Porchlight

Words by Isabel Williams

Photograph by Jake Dicks

In releasing their debut EP, Porchlight demonstrate how a band’s chosen name can so perfectly encapsulate the essence of their music. ‘Wives Tales & Hymns of the Earth’ is the aural equivalent to wandering a long road with only the gleam of some small, cold light to guide you in the distance. Each track is searching and uncertain, melting into the next,introducing new bends in this ever unfolding journey.

As I listen to the EP in my family’s moving car, headphones clamped over my ears, the shifting pattern of streetlights framed in the window is granted a new sense of gravitas. Rather than being defined as singular forms, each track twists and moves like a living thing, transitioning between new tempos and melodies with a certain gritty fluidity.

As the first track ‘For Monday’ blasts from my headphones, my family hiss at me to turn the volume down. Whilst its initial impression is one of chaos, the clashing drums and screeching guitar are deftly interwoven: there is a deeply embedded rhythm underneath it all. As one track folds into the next, it becomes apparent that this grounded quality is due in part to the resonant vocals of lead singer Sam Crees. There is a pronounced heaviness to his voice that calls to mind the gothic singing of Pete Murphy, albeit with less drawl and more firmness, a sound that makes the band’s post-punk influences apparent.

‘Spin Doctor’ spirals from regularity into something quickened and panicked, instruments withdrawing before being flung back into the song with full-blown force. This fluctuating push and pull of melodies is carried through into ‘Blue Chalk’; a melancholy, reflective track that introduces pining strings and soft harmonies. The lyrics “it’s warmer, it’s colder” seem to encapsulate the track’s ever-changing musical essence.
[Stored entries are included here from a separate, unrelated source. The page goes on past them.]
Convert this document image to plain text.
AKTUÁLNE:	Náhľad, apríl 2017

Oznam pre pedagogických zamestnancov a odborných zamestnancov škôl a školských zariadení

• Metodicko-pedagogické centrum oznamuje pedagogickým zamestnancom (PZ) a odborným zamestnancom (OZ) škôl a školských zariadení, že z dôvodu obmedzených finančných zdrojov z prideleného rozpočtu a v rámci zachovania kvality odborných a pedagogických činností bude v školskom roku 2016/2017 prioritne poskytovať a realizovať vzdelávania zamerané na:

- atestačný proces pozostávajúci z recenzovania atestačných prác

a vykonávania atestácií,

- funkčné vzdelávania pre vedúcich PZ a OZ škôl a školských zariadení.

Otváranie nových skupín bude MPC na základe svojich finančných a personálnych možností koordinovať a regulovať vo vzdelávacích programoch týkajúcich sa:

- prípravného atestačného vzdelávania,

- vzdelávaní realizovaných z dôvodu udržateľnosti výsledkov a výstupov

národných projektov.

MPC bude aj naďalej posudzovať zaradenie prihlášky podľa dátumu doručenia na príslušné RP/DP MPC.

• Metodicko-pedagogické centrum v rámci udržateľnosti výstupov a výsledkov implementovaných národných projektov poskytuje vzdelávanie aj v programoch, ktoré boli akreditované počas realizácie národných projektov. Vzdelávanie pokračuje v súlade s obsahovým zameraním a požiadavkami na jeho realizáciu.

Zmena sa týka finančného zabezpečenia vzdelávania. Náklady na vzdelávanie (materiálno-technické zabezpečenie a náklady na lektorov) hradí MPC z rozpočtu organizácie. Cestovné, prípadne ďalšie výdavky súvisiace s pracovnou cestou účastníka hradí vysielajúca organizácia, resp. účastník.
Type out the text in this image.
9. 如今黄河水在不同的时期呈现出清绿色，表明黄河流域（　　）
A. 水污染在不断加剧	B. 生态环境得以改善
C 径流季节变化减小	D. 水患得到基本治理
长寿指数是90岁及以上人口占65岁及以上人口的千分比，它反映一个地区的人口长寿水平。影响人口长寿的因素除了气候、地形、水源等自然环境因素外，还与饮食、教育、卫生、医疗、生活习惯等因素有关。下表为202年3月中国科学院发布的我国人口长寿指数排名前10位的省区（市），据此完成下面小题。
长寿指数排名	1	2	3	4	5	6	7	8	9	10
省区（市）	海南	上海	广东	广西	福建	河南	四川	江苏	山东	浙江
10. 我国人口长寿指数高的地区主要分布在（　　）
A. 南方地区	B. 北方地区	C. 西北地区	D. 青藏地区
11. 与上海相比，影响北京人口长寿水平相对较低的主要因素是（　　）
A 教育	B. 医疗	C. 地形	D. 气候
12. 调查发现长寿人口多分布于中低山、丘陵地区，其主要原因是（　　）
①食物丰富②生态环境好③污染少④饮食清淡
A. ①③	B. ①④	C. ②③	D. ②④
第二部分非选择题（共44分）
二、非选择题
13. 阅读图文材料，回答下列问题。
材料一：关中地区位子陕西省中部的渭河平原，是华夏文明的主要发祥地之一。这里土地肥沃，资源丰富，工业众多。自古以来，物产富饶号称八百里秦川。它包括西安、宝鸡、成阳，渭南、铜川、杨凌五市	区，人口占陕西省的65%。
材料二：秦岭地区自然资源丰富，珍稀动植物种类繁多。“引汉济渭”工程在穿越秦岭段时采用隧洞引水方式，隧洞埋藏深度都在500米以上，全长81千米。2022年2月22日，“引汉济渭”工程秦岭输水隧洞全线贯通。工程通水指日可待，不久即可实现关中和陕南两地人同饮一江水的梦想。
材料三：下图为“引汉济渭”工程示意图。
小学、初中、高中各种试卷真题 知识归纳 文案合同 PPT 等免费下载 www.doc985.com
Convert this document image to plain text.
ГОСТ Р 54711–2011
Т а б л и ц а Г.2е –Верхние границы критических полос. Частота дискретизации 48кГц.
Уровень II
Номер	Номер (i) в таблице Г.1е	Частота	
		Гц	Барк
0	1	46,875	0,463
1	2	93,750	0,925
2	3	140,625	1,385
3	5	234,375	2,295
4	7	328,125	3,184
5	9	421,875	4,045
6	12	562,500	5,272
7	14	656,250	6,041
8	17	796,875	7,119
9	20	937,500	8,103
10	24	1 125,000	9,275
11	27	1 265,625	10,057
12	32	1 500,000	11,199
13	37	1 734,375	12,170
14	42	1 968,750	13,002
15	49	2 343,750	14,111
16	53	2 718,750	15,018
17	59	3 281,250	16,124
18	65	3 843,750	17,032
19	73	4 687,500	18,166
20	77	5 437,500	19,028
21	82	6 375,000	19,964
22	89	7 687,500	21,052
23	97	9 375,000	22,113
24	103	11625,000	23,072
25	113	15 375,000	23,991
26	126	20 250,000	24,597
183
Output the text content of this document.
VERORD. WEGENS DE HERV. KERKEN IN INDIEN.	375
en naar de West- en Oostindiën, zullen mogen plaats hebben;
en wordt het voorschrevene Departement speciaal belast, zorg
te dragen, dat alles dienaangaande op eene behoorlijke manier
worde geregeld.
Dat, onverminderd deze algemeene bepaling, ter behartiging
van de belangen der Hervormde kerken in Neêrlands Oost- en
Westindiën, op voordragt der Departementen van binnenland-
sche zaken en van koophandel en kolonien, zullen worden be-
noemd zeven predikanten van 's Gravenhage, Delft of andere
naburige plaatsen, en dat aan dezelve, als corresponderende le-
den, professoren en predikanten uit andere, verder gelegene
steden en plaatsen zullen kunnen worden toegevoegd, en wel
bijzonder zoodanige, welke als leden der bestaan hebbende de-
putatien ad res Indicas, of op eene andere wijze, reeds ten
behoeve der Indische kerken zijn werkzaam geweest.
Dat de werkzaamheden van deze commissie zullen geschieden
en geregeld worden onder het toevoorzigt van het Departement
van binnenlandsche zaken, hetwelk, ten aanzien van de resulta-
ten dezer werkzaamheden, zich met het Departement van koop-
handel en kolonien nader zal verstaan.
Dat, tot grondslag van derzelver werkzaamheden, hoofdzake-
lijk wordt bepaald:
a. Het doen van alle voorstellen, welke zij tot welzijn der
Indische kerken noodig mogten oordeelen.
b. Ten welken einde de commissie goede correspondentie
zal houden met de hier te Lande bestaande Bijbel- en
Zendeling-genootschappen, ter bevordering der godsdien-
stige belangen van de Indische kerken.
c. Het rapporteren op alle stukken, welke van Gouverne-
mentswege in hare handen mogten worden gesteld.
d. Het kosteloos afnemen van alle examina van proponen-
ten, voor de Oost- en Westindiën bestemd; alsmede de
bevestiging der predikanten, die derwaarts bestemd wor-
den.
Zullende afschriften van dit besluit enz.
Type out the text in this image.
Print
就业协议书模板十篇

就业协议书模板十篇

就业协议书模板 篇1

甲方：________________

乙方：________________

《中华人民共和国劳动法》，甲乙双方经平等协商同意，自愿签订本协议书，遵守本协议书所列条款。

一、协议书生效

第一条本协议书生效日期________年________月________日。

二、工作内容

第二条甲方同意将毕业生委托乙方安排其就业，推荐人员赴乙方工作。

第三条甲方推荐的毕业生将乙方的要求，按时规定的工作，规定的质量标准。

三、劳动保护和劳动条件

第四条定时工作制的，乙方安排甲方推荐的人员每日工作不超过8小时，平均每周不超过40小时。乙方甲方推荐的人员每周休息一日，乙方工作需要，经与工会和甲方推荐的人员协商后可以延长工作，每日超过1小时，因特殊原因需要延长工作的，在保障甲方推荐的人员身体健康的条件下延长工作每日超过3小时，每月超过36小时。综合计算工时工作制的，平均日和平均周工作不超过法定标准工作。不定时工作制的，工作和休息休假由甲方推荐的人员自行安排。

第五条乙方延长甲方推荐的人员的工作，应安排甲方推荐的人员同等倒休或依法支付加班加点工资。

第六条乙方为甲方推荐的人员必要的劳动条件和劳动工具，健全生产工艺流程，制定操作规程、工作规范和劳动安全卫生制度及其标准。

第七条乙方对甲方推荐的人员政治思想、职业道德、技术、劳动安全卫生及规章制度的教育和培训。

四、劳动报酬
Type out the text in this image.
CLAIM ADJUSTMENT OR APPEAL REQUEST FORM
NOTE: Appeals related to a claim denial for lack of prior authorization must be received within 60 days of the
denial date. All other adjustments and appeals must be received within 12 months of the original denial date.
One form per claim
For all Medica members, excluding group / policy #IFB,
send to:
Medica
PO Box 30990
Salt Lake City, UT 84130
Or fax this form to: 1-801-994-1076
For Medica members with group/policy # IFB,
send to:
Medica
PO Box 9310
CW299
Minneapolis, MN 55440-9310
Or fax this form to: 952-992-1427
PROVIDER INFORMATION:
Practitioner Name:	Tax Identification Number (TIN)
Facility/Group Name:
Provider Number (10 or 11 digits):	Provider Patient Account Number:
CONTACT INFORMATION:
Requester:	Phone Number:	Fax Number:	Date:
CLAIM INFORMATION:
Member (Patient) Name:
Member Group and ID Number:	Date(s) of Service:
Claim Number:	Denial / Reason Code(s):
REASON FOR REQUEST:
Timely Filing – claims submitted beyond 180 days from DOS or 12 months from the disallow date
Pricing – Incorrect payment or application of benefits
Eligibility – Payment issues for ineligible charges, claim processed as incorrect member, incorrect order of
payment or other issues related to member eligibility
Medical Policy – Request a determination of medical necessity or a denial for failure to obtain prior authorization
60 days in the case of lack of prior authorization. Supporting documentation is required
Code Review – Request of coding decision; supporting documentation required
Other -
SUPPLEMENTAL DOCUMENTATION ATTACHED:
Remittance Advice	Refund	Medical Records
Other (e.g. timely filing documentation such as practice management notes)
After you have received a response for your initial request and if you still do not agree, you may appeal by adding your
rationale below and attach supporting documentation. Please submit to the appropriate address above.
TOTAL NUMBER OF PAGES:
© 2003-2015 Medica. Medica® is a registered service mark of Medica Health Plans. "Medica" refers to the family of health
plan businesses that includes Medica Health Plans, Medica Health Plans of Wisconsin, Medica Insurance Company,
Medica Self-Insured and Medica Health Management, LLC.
The EP spirals towards something resembling an ending with the fumbling drums and guitar of ‘Noel’, which shifts for just a moment into a humming, electric tranquillity. The collective emotional weight of the EP comes to rest on the final track ‘Shhrrp’, during which Crees’ singing becomes a desperate monologue, his words tumbling out of his mouth like stones conjured from the back of his breathless throat. The rumbling note of an electric guitar reverberates out into static, indecipherable whispers mingling for a few seconds before fading into oblivion.